The impact of two species of bioturbating shrimp (Callianassa subterranea and Upogebia deltaura) on sediment denitrification

Rebecca L.  Howe a1a2, Andrew P.  Rees a1c1 and Stephen  Widdicombe a1
a1 Plymouth Marine Laboratory, Prospect Place, The Hoe, Plymouth, PL1 3DH, UK
a2 University of Plymouth, Drake's Circus, Plymouth, PL4 8AA, UK

Article author query
howe rl   [PubMed][Google Scholar] 
rees ap   [PubMed][Google Scholar] 
widdicombe s   [PubMed][Google Scholar] 


In a benthic mesocosm experiment, the effects of two species of burrowing Thalassinidean shrimps (Callianassa subterranea and Upogebia deltaura) on rates of sediment denitrification were determined using the isotope pairing technique. Denitrification rate (Dtot) and coupled nitrification–denitrification (Dn) were shown to be significantly enhanced by the presence of U. deltaura by 2·9 and 3·3 times respectively, relative to control measurements.
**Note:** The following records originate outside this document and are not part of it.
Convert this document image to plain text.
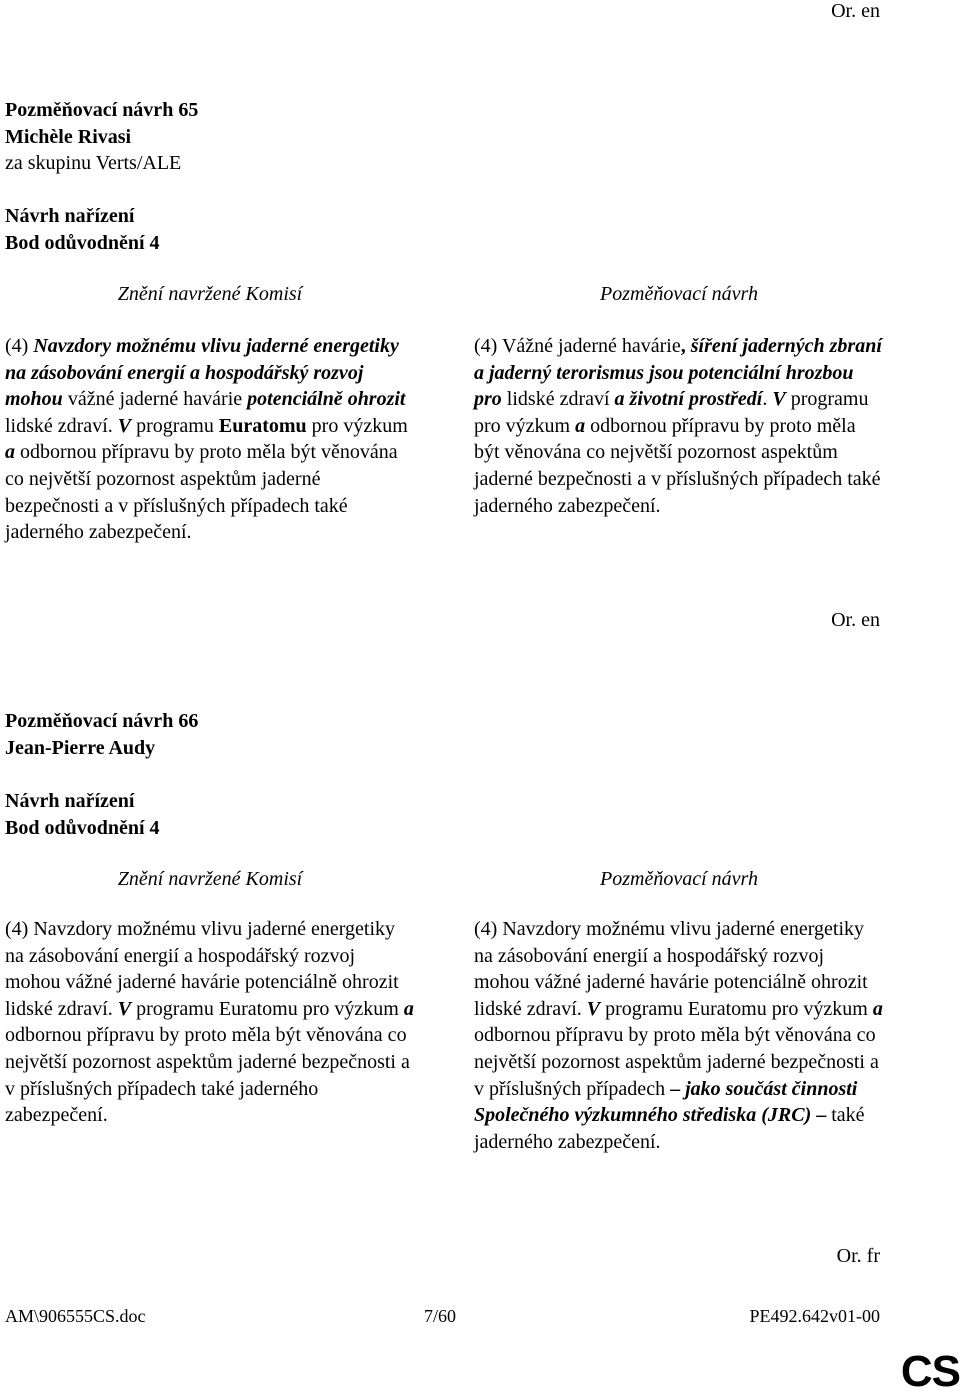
Or. en
Pozměňovací návrh 65
Michèle Rivasi
za skupinu Verts/ALE
Návrh nařízení
Bod odůvodnění 4
Znění navržené Komisí	Pozměňovací návrh

(4) Navzdory možnému vlivu jaderné energetiky na zásobování energií a hospodářský rozvoj mohou vážné jaderné havárie potenciálně ohrozit lidské zdraví. V programu Euratomu pro výzkum a odbornou přípravu by proto měla být věnována co největší pozornost aspektům jaderné bezpečnosti a v příslušných případech také jaderného zabezpečení.

(4) Vážné jaderné havárie, šíření jaderných zbraní a jaderný terorismus jsou potenciální hrozbou pro lidské zdraví a životní prostředí. V programu pro výzkum a odbornou přípravu by proto měla být věnována co největší pozornost aspektům jaderné bezpečnosti a v příslušných případech také jaderného zabezpečení.

Or. en
Pozměňovací návrh 66
Jean-Pierre Audy
Návrh nařízení
Bod odůvodnění 4
Znění navržené Komisí	Pozměňovací návrh

(4) Navzdory možnému vlivu jaderné energetiky na zásobování energií a hospodářský rozvoj mohou vážné jaderné havárie potenciálně ohrozit lidské zdraví. V programu Euratomu pro výzkum a odbornou přípravu by proto měla být věnována co největší pozornost aspektům jaderné bezpečnosti a v příslušných případech také jaderného zabezpečení.

(4) Navzdory možnému vlivu jaderné energetiky na zásobování energií a hospodářský rozvoj mohou vážné jaderné havárie potenciálně ohrozit lidské zdraví. V programu Euratomu pro výzkum a odbornou přípravu by proto měla být věnována co největší pozornost aspektům jaderné bezpečnosti a v příslušných případech – jako součást činnosti Společného výzkumného střediska (JRC) – také jaderného zabezpečení.

Or. fr
AM\906555CS.doc	7/60	PE492.642v01-00
CS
For U. deltaura the stimulation of the denitrification rate was found to be significantly related to the size of the animal (F=5·81, P=0·042). No deviation from the rates determined in control cores for either Dtot or Dn was observed for those cores inhabited by C. subterranea. The increase in Dtot with U. deltaura was considered to be the result of a combination of different factors, including; the direct extension of the sediment–water interface and an increase in oxygenation of the sediments and solute transport, as a result of the ventilating activities of the animal itself.